Я размышлял о феномене приручения животных, в принципе, не объясненному ни логической мыслью, ни библейским преданием. Я насчитывал двенадцать прирученных животных: пчела, кошка, собака, свинья, овца, коза, осел, корова, лошадь, верблюд, северный олень, слон и весь птичник разом в одном лице, плюс напрашивались еще несколько экзотических, но этих кандидатов можно было рассматривать с поправкой на местный склад характера хозяев, например, мангуст или полоз, который стережет дом в Крыму за блюдце молока, наконец, мифический дельфин, но тот уже совсем на горизонте воображения. В общем, вырисовывалось почти апостольское число одомашненных тварей, но и без того я понимал, что приручение — это таинство.

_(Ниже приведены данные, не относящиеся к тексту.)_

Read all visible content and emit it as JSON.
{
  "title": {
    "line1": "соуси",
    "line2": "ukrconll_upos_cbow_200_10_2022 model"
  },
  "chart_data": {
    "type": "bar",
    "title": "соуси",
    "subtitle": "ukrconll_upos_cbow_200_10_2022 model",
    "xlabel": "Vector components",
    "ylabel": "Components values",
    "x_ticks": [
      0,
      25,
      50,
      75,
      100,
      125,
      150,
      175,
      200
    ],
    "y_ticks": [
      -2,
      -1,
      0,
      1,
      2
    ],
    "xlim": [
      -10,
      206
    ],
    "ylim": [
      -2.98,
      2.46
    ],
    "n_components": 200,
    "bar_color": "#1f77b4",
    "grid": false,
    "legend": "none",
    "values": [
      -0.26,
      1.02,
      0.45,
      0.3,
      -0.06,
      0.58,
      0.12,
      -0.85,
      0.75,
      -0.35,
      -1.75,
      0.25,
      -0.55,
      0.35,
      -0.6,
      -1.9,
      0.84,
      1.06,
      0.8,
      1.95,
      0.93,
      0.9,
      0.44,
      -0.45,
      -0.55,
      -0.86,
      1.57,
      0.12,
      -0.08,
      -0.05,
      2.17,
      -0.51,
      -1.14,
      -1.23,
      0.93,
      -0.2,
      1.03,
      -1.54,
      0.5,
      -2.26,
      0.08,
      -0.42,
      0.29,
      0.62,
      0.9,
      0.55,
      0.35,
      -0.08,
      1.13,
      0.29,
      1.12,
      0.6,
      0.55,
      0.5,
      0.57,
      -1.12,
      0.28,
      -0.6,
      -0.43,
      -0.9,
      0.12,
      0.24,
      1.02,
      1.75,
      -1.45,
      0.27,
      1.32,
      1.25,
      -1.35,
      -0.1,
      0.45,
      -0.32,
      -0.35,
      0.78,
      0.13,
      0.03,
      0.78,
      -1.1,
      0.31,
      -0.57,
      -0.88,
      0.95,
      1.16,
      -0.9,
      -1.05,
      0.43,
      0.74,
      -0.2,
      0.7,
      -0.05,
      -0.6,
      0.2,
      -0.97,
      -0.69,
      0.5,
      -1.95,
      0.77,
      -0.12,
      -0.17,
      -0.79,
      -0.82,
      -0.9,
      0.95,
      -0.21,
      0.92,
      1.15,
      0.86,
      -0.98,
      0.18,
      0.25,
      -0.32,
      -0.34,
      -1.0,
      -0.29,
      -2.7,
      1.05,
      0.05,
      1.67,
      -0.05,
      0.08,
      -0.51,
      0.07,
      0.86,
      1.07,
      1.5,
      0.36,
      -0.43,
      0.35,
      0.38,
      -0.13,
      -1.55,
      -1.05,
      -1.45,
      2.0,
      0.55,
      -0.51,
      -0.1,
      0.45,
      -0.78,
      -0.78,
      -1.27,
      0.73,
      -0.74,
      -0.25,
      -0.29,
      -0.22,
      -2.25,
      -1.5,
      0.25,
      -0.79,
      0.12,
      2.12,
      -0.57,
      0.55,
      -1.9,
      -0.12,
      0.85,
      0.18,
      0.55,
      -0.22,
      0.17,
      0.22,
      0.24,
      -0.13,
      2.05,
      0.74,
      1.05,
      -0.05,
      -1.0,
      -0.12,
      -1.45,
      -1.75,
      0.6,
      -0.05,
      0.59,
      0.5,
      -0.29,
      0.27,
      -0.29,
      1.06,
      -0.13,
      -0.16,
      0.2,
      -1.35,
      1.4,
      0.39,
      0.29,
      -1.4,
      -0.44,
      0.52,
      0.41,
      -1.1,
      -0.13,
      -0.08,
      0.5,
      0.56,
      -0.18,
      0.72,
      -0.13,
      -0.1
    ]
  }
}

Какая-то тонкая перегородка вынимается из головного мозга животного и вставляется новый чип, после чего оно начинает учитывать в своем поведении наше присутствие как необходимое для собственной жизни. Приручение — обратимо, не знаю, насколько, но эффект одичания нам известен и совсем не удивляет. Декарт считал животных природными автоматами, но теперь нам кажется наоборот: скорее окружающая техника тем одухотворенней, чем ближе к животному. К одомашненному, во всяком случае.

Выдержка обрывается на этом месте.